Sebagian ahli sejarah percaya bahwa Ibnu Batutah tidak benar-benar melakukan perjalanan ini. Terlebih, catatan perjalanannya lebih membahas Darul Islam (dunia Islam). Ahli sejarah abad pertengahan memperkirakan cerita tentang kota Dadu atau Beijing muncul dari cerita-cerita pelancong lain yang dijumpainya.
Ibnu Batutah berjumpa dengan beberapa umat muslim dan menumpang rumahnya. Di Hangzhou, kota terbesar di dunia dalam sejarah abad pertengahan di Kekaisaran Tiongkok, dia berjumpa dengan pedagang muslim kaya.

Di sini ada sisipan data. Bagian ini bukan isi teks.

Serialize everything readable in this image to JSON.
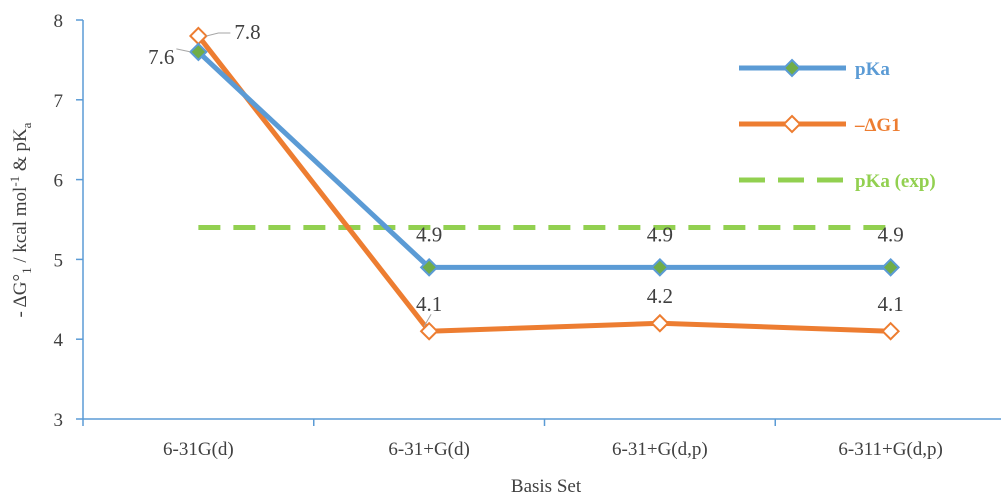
{
  "chart_data": {
    "type": "line",
    "categories": [
      "6-31G(d)",
      "6-31+G(d)",
      "6-31+G(d,p)",
      "6-311+G(d,p)"
    ],
    "series": [
      {
        "name": "pKa",
        "values": [
          7.6,
          4.9,
          4.9,
          4.9
        ],
        "color": "#5b9bd5",
        "marker_fill": "#70ad47",
        "marker_stroke": "#5b9bd5",
        "line_style": "solid",
        "marker": "diamond"
      },
      {
        "name": "–ΔG1",
        "values": [
          7.8,
          4.1,
          4.2,
          4.1
        ],
        "color": "#ed7d31",
        "marker_fill": "#ffffff",
        "marker_stroke": "#ed7d31",
        "line_style": "solid",
        "marker": "diamond"
      },
      {
        "name": "pKa (exp)",
        "values": [
          5.4,
          5.4,
          5.4,
          5.4
        ],
        "color": "#92d050",
        "line_style": "dashed",
        "marker": "none"
      }
    ],
    "data_labels": {
      "pKa": [
        "7.6",
        "4.9",
        "4.9",
        "4.9"
      ],
      "–ΔG1": [
        "7.8",
        "4.1",
        "4.2",
        "4.1"
      ]
    },
    "y_ticks": [
      "3",
      "4",
      "5",
      "6",
      "7",
      "8"
    ],
    "ylim": [
      3,
      8
    ],
    "xlabel": "Basis Set",
    "ylabel_parts": {
      "a": "- ΔG°",
      "b": "1",
      "c": " / kcal mol",
      "d": "-1",
      "e": " & pK",
      "f": "a"
    },
    "grid": false,
    "legend_position": "top-right",
    "axis_color": "#5b9bd5"
  }
}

Ada pula cerita pengalaman Ibnu Batutah tinggal bersama pemeluk agama Islam dari Mesir selama beberapa minggu. Selama menumpang ini, Ibnu Batutah dijamu makan, naik kapal, dan menyaksikan atraksi sulap.
Kemudian, dia bertemu dengan orang yang pernah ditemui di India di Fuzhou. Orang itu kini telah menjadi kaya dengan deskripsi lengkap "memiliki sekitar 50 budak kulit putih dan banyak budak perempuan, dan memberi saya masing-masing dua budak, bersama dengan banyak hadiah lainnya."
Pada 1346, Ibnu Batutah berencana bertolak kembali ke Quanzhou. Dia akan pulang dari Kekaisaran Tiongkok melewati Selat Malaka untuk mengembalikan kapal jung milik Sultan Al Malik Al Zahir di Samudra Pasai. Setelah itu, ia berganti kapal untuk kembali ke Kesultanan Delhi India, Kekaisaran Ilkhanat (wangsa Mongol di Persia), dan Mamluk, sebelum akhirnya pulang ke Maroko.